You are viewing a plain text version of this content. The canonical link for it is here.
Posted to dev@arrow.apache.org by Krisztián Szűcs <sz...@gmail.com> on 2019/07/11 15:52:59 UTC

[Python] Wheel questions

Hi All,

I have a couple of questions about the wheel packaging:
- why do we build an arrow namespaced boost on linux and osx, could we link
statically like with the windows wheels?
- do we explicitly say somewhere in the linux wheels to link the 3rdparty
dependencies statically or just implicitly, by removing (or not building)
the shared libs for the 3rdparty dependencies?
- couldn't we use the 3rdparty toolchain to build the smaller 3rdparty
dependencies for the linux wheels instead of building them manually in the
manylinux docker image - it'd easier to say <dependency>_SOURCE=BUNDLED

Regards, Krisztian

Re: [Python] Wheel questions

Posted by Antoine Pitrou <an...@python.org>.
Le 12/07/2019 à 11:39, Uwe L. Korn a écrit :
> Actually the most pragmatic way I have thought of yet would be to use conda and build all our dependencies. Instead of using the compilers defaults and conda-forge use, we should build the dependencies in the manylinuxXXXX image and then upload them to a custom channel. This should also make the maintenance of the arrow-manylinx docker container easy as this won't require you then to do a full recompile of LLVM just because you changed something in a preceeding step.
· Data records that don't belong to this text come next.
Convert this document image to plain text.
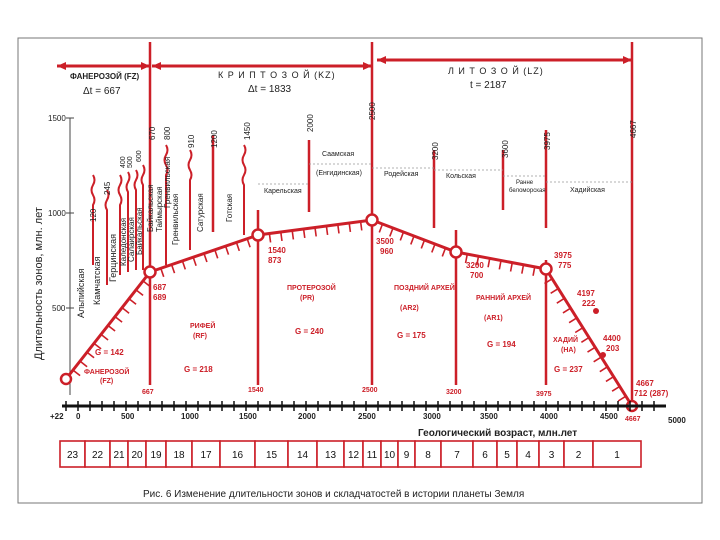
ФАНЕРОЗОЙ (FZ)
Δt = 667
К Р И П Т О З О Й (KZ)
Δt = 1833
Л И Т О З О Й (LZ)
t = 2187
1500
1000
500
Длительность зонов, млн. лет
670 800
910 1200	1450	2000
2500
3200	3600	3975
4667
120
245
400 500
600
Альпийская Камчатская Герцинская Каледонская Салаирская Байкальская	Гренвильская Сатурская	Готская
Байкальская Таймырская
Гренвильская	Карельская
Саамская
(Енгидинская)	Родейская	Кольская
Ранне
беломорская	Хадийская
687
689
1540
873
3500
960
3200
700
3975
775
4197
222
4400
203
4667
712 (287)
G = 142
ФАНЕРОЗОЙ
(FZ)
РИФЕЙ
(RF)
G = 218
ПРОТЕРОЗОЙ
(PR)
G = 240
ПОЗДНИЙ АРХЕЙ
(AR2)
G = 175
РАННИЙ АРХЕЙ
(AR1)
G = 194	ХАДИЙ
(HA)
G = 237
667	1540	2500	3200	3975
4667
+22 0	500	1000	1500	2000	2500	3000	3500	4000	4500	5000
Геологический возраст, млн.лет
23 22 21 20 19 18 17 16 15 14 13 12 11 10 9 8 7 6 5 4 3 2	1
Рис. 6 Изменение длительности зонов и складчатостей в истории планеты Земля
That sounds cumbersome though.  Each upgrade or modification in the
building of those libraries needs changing and updating some conda
packages somewhere...  So we would be trading one inconvenience against
another.

Note I recently moved llvm and clang compilation up in the Dockerfile,
so most changes can now be done without recompiling them.

Regards

Antoine.

Re: [Python] Wheel questions

Posted by "Uwe L. Korn" <uw...@xhochy.com>.
Hallo,

On Thu, Jul 11, 2019, at 9:51 PM, Wes McKinney wrote:
> On Thu, Jul 11, 2019 at 11:26 AM Antoine Pitrou <an...@python.org> wrote:
> >
> >
> > Le 11/07/2019 à 17:52, Krisztián Szűcs a écrit :
> > > Hi All,
> > >
> > > I have a couple of questions about the wheel packaging:
> > > - why do we build an arrow namespaced boost on linux and osx, could we link
> > > statically like with the windows wheels?
> >
> > No idea.  Boost shouldn't leak in the public APIs, so theoretically a
> > static build would be fine...

Static linkage is fine as long as we don't expose any Boost symbols. We had that historically in the Decimals. If this is gone, we can switch static linkage.
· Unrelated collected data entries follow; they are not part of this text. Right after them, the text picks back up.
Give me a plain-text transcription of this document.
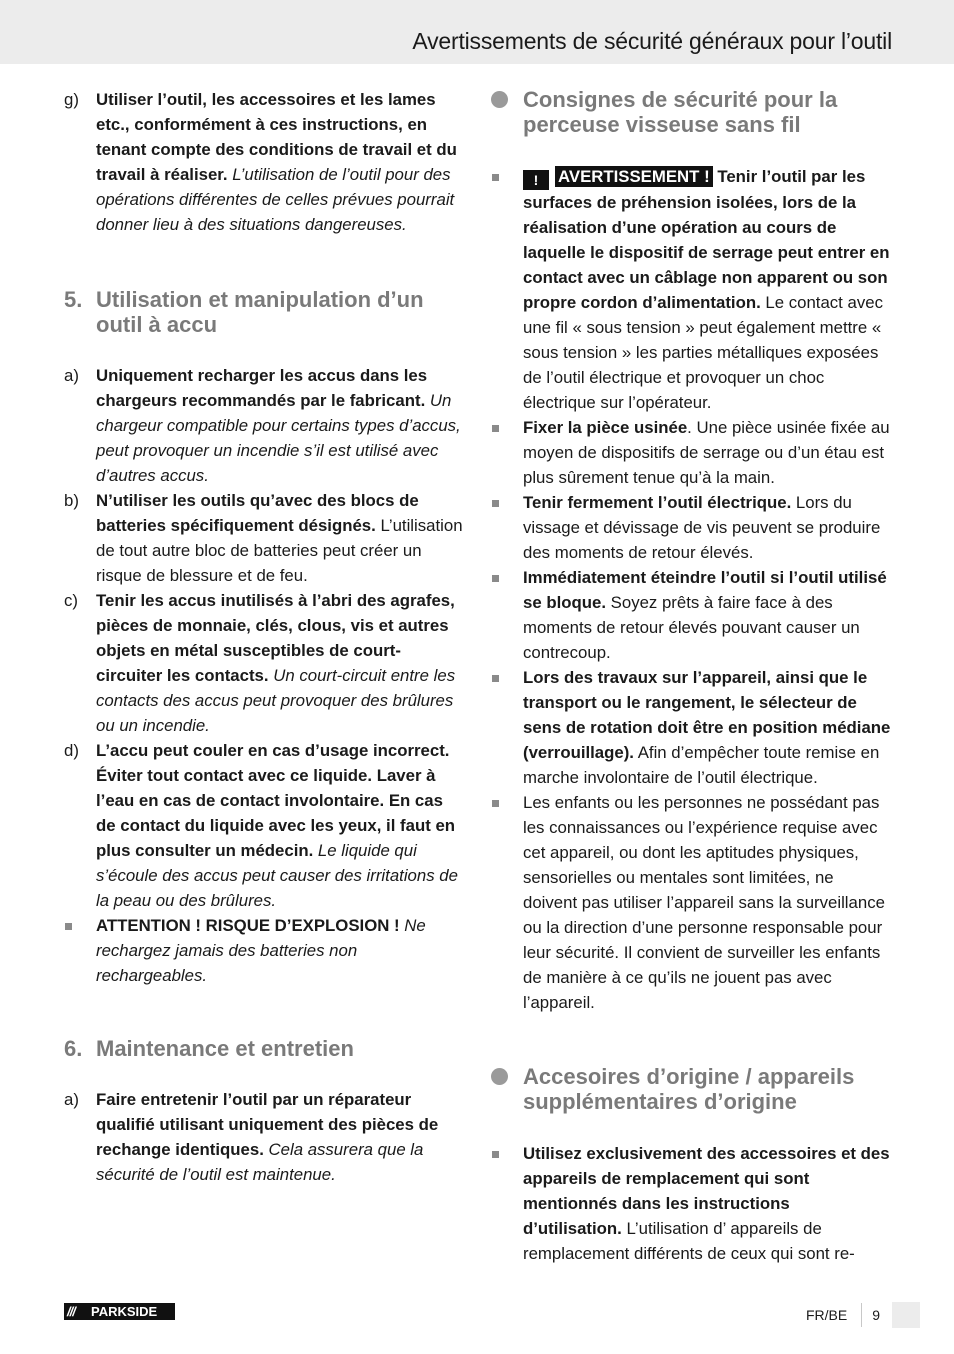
Avertissements de sécurité généraux pour l’outil
g)	Utiliser l’outil, les accessoires et les lames etc., conformément à ces instructions, en tenant compte des conditions de travail et du travail à réaliser. L’utilisation de l’outil pour des opérations différentes de celles prévues pourrait donner lieu à des situations dangereuses.
5. Utilisation et manipulation d’un outil à accu
a)	Uniquement recharger les accus dans les chargeurs recommandés par le fabricant. Un chargeur compatible pour certains types d’accus, peut provoquer un incendie s’il est utilisé avec d’autres accus.
b)	N’utiliser les outils qu’avec des blocs de batteries spécifiquement désignés. L’utilisation de tout autre bloc de batteries peut créer un risque de blessure et de feu.
c)	Tenir les accus inutilisés à l’abri des agrafes, pièces de monnaie, clés, clous, vis et autres objets en métal susceptibles de court-circuiter les contacts. Un court-circuit entre les contacts des accus peut provoquer des brûlures ou un incendie.
d)	L’accu peut couler en cas d’usage incorrect. Éviter tout contact avec ce liquide. Laver à l’eau en cas de contact involontaire. En cas de contact du liquide avec les yeux, il faut en plus consulter un médecin. Le liquide qui s’écoule des accus peut causer des irritations de la peau ou des brûlures.
ATTENTION ! RISQUE D’EXPLOSION ! Ne rechargez jamais des batteries non rechargeables.
6. Maintenance et entretien
a)	Faire entretenir l’outil par un réparateur qualifié utilisant uniquement des pièces de rechange identiques. Cela assurera que la sécurité de l’outil est maintenue.
Consignes de sécurité pour la perceuse visseuse sans fil
! AVERTISSEMENT ! Tenir l’outil par les surfaces de préhension isolées, lors de la réalisation d’une opération au cours de laquelle le dispositif de serrage peut entrer en contact avec un câblage non apparent ou son propre cordon d’alimentation. Le contact avec une fil « sous tension » peut également mettre « sous tension » les parties métalliques exposées de l’outil électrique et provoquer un choc électrique sur l’opérateur.
Fixer la pièce usinée. Une pièce usinée fixée au moyen de dispositifs de serrage ou d’un étau est plus sûrement tenue qu’à la main.
Tenir fermement l’outil électrique. Lors du vissage et dévissage de vis peuvent se produire des moments de retour élevés.
Immédiatement éteindre l’outil si l’outil utilisé se bloque. Soyez prêts à faire face à des moments de retour élevés pouvant causer un contrecoup.
Lors des travaux sur l’appareil, ainsi que le transport ou le rangement, le sélecteur de sens de rotation doit être en position médiane (verrouillage). Afin d’empêcher toute remise en marche involontaire de l’outil électrique.
Les enfants ou les personnes ne possédant pas les connaissances ou l’expérience requise avec cet appareil, ou dont les aptitudes physiques, sensorielles ou mentales sont limitées, ne doivent pas utiliser l’appareil sans la surveillance ou la direction d’une personne responsable pour leur sécurité. Il convient de surveiller les enfants de manière à ce qu’ils ne jouent pas avec l’appareil.
Accesoires d’origine / appareils supplémentaires d’origine
Utilisez exclusivement des accessoires et des appareils de remplacement qui sont mentionnés dans les instructions d’utilisation. L’utilisation d’ appareils de remplacement différents de ceux qui sont re-
///	PARKSIDE	FR/BE 9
> > > - do we explicitly say somewhere in the linux wheels to link the 3rdparty
> > > dependencies statically or just implicitly, by removing (or not building)
> > > the shared libs for the 3rdparty dependencies?
> >
> > It's implicit by removing the shared libs (or not building them).
> > Some time ago the compression libs were always linked statically by
> > default, but it was changed to dynamic along the time, probably to
> > please system packagers.
> 
> I think only libz shared library is being bundled, for security reasons

Ah, yes. This was why we made the dynamic linkage! Can you add a comment the next time you touch the build scripts?
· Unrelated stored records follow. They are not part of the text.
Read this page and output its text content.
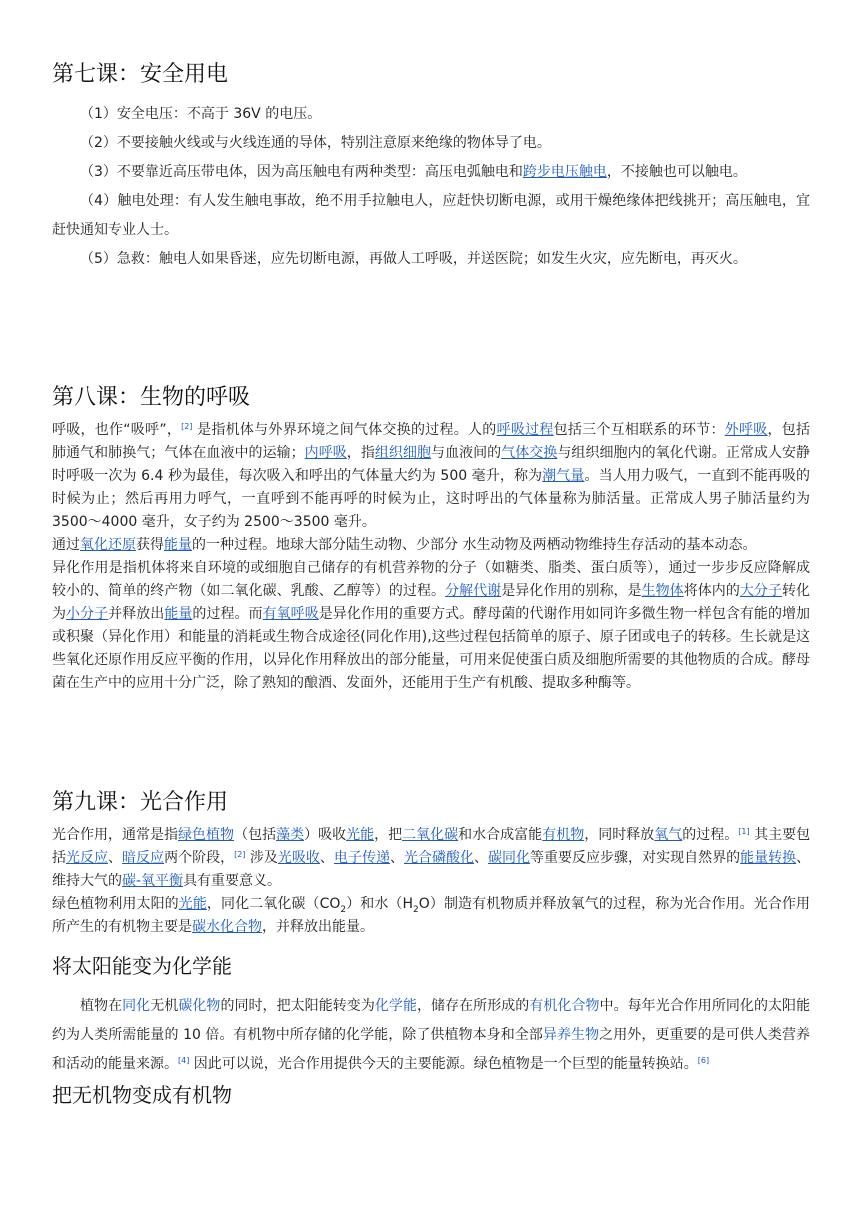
第七课：安全用电

（1）安全电压：不高于 36V 的电压。

（2）不要接触火线或与火线连通的导体，特别注意原来绝缘的物体导了电。

（3）不要靠近高压带电体，因为高压触电有两种类型：高压电弧触电和跨步电压触电，不接触也可以触电。

（4）触电处理：有人发生触电事故，绝不用手拉触电人，应赶快切断电源，或用干燥绝缘体把线挑开；高压触电，宜赶快通知专业人士。

（5）急救：触电人如果昏迷，应先切断电源，再做人工呼吸，并送医院；如发生火灾，应先断电，再灭火。

第八课：生物的呼吸

呼吸，也作“吸呼”，[2] 是指机体与外界环境之间气体交换的过程。人的呼吸过程包括三个互相联系的环节：外呼吸，包括肺通气和肺换气；气体在血液中的运输；内呼吸，指组织细胞与血液间的气体交换与组织细胞内的氧化代谢。正常成人安静时呼吸一次为 6.4 秒为最佳，每次吸入和呼出的气体量大约为 500 毫升，称为潮气量。当人用力吸气，一直到不能再吸的时候为止；然后再用力呼气，一直呼到不能再呼的时候为止，这时呼出的气体量称为肺活量。正常成人男子肺活量约为 3500～4000 毫升，女子约为 2500～3500 毫升。

通过氧化还原获得能量的一种过程。地球大部分陆生动物、少部分 水生动物及两栖动物维持生存活动的基本动态。

异化作用是指机体将来自环境的或细胞自己储存的有机营养物的分子（如糖类、脂类、蛋白质等），通过一步步反应降解成较小的、简单的终产物（如二氧化碳、乳酸、乙醇等）的过程。分解代谢是异化作用的别称，是生物体将体内的大分子转化为小分子并释放出能量的过程。而有氧呼吸是异化作用的重要方式。酵母菌的代谢作用如同许多微生物一样包含有能的增加或积聚（异化作用）和能量的消耗或生物合成途径(同化作用),这些过程包括简单的原子、原子团或电子的转移。生长就是这些氧化还原作用反应平衡的作用，以异化作用释放出的部分能量，可用来促使蛋白质及细胞所需要的其他物质的合成。酵母菌在生产中的应用十分广泛，除了熟知的酿酒、发面外，还能用于生产有机酸、提取多种酶等。

第九课：光合作用

光合作用，通常是指绿色植物（包括藻类）吸收光能，把二氧化碳和水合成富能有机物，同时释放氧气的过程。[1] 其主要包括光反应、暗反应两个阶段，[2] 涉及光吸收、电子传递、光合磷酸化、碳同化等重要反应步骤，对实现自然界的能量转换、维持大气的碳-氧平衡具有重要意义。

绿色植物利用太阳的光能，同化二氧化碳$(CO_2)$和水$(H_2O)$制造有机物质并释放氧气的过程，称为光合作用。光合作用所产生的有机物主要是碳水化合物，并释放出能量。

将太阳能变为化学能

植物在同化无机碳化物的同时，把太阳能转变为化学能，储存在所形成的有机化合物中。每年光合作用所同化的太阳能约为人类所需能量的 10 倍。有机物中所存储的化学能，除了供植物本身和全部异养生物之用外，更重要的是可供人类营养和活动的能量来源。[4] 因此可以说，光合作用提供今天的主要能源。绿色植物是一个巨型的能量转换站。[6]

把无机物变成有机物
> > > - couldn't we use the 3rdparty toolchain to build the smaller 3rdparty
> > > dependencies for the linux wheels instead of building them manually in the
> > > manylinux docker image - it'd easier to say <dependency>_SOURCE=BUNDLED
> >
> > I don't think so.  The conda-forge and Anaconda packages use a different
> > build chain (different compiler, different libstdc++ version) and may
> > not be usable directly on manylinux-compliant systems.
> 
> I think you may misunderstand. Krisztian is suggesting building the
> dependencies through the ExternalProject mechanism during "docker run"
> on the image rather than caching pre-built versions in the Docker
> image.
> 
> For small dependencies, I don't see why we couldn't used the BUNDLED
> approach. This might spare us having to maintain some of the build
> scripts. It will strictly increase build times, though -- I think the
> reason that everything is cached now is to save on build times (which
> have historically been quite long)

Actually the most pragmatic way I have thought of yet would be to use conda and build all our dependencies. Instead of using the compilers defaults and conda-forge use, we should build the dependencies in the manylinuxXXXX image and then upload them to a custom channel. This should also make the maintenance of the arrow-manylinx docker container easy as this won't require you then to do a full recompile of LLVM just because you changed something in a preceeding step.

Uwe

Re: [Python] Wheel questions

Posted by Wes McKinney <we...@gmail.com>.
On Thu, Jul 11, 2019 at 11:26 AM Antoine Pitrou <an...@python.org> wrote:
>
>
> Le 11/07/2019 à 17:52, Krisztián Szűcs a écrit :
> > Hi All,
> >
> > I have a couple of questions about the wheel packaging:
> > - why do we build an arrow namespaced boost on linux and osx, could we link
> > statically like with the windows wheels?
>
> No idea.  Boost shouldn't leak in the public APIs, so theoretically a
> static build would be fine...

In principle the privately-namespaced Boost could be statically
linked. We are using bcp to change the C++ namespace of the symbols so
that our Boost symbols don't conflict with other wheels' Boost symbols
(which may have come from a different Boost version).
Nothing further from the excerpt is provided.